Guido Gozzano

Guido Gozzano pensava in torinese e poi, se doveva scrivere o parlare, traduceva in italiano.

Lo racconta un suo amico, Giuseppe Gallico, aggiungendo che « in torinese scherzava con il gaio sciame di sartine, modiste, « cattive signorine» (cioè, come Gozzano le chiama in una poesia famosa, « cocottes »), che frequentavano il circolo studentesco Gaudeamus o l'Odeon, sala da ballo, entrambi sotto ·la galleria Nazionale, tra via Roma, via Arcivescovado e via XX Settembre.
Il poeta vi andava spesso con l'amico disegnatore Golia, di pomeriggio.
Qualche giro di valzer, qualche « bon mot » scambiato con le damigelle. E poi, risalito alla luce del sole dalla sala sotterranea, an­dava alla So­cietà di cultura, che ospitava la (fine fleur dell'intellettualità torinese, in via delle Finanze, cioè nell'attuale via Cesare Battisti).

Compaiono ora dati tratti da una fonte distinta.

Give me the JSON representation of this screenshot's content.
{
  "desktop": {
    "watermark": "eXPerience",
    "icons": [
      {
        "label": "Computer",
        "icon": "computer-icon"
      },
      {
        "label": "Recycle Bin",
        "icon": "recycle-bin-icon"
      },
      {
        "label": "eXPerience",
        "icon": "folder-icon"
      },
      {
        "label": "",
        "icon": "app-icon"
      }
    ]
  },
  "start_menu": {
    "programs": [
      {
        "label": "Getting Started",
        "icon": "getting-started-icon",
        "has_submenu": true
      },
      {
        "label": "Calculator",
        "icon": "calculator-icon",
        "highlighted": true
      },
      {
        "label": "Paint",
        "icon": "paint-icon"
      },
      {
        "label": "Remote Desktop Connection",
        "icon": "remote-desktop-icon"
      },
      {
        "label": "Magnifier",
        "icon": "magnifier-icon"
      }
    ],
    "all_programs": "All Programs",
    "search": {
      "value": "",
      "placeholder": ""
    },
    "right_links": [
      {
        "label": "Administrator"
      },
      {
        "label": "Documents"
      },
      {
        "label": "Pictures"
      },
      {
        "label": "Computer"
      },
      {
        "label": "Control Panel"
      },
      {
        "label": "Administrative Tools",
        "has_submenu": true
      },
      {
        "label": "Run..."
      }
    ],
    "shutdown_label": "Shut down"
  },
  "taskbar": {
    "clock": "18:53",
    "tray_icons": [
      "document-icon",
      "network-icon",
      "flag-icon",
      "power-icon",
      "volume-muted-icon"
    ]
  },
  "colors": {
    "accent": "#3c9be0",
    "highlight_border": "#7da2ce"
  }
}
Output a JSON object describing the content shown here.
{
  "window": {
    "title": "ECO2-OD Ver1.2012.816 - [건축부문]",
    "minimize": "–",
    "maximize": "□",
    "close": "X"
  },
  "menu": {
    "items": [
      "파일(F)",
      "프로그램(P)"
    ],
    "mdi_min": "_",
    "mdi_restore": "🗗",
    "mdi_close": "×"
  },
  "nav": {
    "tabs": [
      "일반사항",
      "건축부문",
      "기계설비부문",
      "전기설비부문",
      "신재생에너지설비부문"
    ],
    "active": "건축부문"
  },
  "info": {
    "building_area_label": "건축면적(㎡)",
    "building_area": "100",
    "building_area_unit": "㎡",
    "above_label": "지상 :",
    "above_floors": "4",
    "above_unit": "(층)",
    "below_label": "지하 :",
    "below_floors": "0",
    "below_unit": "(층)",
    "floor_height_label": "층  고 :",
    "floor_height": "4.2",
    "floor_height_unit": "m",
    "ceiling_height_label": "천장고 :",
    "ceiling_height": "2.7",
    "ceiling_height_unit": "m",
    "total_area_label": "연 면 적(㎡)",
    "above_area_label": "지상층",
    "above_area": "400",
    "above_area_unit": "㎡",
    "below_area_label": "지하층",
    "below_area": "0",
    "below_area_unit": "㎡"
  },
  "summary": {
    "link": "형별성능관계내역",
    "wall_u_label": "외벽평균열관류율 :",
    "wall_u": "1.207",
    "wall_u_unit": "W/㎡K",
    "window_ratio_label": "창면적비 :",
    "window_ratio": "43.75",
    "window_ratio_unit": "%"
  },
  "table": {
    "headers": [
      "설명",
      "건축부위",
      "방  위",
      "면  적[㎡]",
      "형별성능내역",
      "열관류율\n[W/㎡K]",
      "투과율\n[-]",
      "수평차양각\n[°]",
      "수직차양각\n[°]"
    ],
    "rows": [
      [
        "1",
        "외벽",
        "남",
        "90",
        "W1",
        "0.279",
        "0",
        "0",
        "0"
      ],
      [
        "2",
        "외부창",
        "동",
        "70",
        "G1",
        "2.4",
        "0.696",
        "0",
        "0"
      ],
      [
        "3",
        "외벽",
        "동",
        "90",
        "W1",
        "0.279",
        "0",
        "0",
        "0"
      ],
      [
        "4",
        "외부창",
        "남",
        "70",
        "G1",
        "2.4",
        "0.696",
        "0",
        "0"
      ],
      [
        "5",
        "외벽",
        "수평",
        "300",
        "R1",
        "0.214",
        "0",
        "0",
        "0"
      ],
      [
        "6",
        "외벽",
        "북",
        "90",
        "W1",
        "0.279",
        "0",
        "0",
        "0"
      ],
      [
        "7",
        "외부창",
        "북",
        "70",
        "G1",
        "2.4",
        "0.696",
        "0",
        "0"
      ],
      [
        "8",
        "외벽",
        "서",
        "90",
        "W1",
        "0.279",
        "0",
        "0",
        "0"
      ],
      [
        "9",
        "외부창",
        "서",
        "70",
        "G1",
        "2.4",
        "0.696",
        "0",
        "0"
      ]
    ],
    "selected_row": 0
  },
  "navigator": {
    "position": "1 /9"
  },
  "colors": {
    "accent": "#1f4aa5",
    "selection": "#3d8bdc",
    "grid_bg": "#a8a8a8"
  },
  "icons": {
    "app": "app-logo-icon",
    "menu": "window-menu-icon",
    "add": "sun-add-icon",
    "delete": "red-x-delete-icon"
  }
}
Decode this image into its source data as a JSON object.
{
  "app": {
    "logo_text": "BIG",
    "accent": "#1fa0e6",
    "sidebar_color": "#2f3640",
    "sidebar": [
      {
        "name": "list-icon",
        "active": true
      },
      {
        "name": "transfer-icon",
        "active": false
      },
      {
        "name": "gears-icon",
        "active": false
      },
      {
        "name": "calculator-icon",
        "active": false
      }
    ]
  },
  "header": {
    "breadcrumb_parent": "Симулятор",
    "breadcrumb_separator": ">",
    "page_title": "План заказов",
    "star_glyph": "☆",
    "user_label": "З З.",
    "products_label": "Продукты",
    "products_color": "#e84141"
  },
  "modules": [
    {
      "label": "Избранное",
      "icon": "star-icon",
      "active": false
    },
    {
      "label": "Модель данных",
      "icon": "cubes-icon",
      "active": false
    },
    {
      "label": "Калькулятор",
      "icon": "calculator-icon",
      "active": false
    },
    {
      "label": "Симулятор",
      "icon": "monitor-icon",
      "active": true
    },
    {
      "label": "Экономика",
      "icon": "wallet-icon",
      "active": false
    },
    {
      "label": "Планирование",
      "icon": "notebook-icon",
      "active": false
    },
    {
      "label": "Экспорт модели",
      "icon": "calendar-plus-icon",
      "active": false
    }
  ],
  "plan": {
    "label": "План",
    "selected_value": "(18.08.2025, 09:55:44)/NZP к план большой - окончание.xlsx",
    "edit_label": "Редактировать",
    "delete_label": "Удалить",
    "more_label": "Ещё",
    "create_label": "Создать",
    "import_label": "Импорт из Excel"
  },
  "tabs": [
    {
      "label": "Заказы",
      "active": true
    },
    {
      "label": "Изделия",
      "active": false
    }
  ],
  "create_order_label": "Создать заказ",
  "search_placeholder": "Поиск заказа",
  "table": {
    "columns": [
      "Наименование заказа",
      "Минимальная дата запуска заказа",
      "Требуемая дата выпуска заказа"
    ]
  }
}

Ma prima, talvolta, passava alla « buvette Carpano », dove via Viotti, allora miserrima, confluiva in piazza Castello, per un bicchierino di vermut; oppure anda­va da Romana e Bass, o da Baratti e Mila­no, anche per godersi lo spettacolo delle dame che mangiano le paste, per cui Tori­no andava celebre (per le dame e per le pa­ste). È sua quella descrizione di una finez­za e di un umorismo magistrale:
C'è la signora che, sollevata la veletta « divora la preda », mentre
« un'altra con bell'arte sugge la punta estrema: invano, che la crema esce dall'altra parte .. »,

E subito dopo, sensuale come sapeva es­sere il bel Guido, esce in questi versi, che sembrano spontanei, e invece chi lo cono­ sce sa che erano il prodotto di un martirio creativo:
Oh, belle bocche intatte di giovani signore: baciarvi nel sapore
di crema e cioccolatte .

Appena fuori dei portici era innamorato di Pa­lazzo Madama (piacevole luogo di conve­gno solitario con una signora, ben difeso dal sole, dalla pioggia, dalla curiosità ).
Pa­role che ci ricordano come a quei tempi avanti la prima guerra il passaggio attra­verso Palazzo Madama fosse aperto al pubblico, per abbreviare il percorso ai pedoni, ai ciclisti, alle carrozze, tra via Garibaldi e via Po.
Anche il Valentino, ovviamente, richia­mava il bel Guido, ma soprattutto in inver­no perché, dopo la bicicletta, adorava pattinare: aveva una figura elegante, grande agilità, ma non molta resistenza, tanto che talvolta era costretto a lasciare anzitempo la compagna pattinatrice.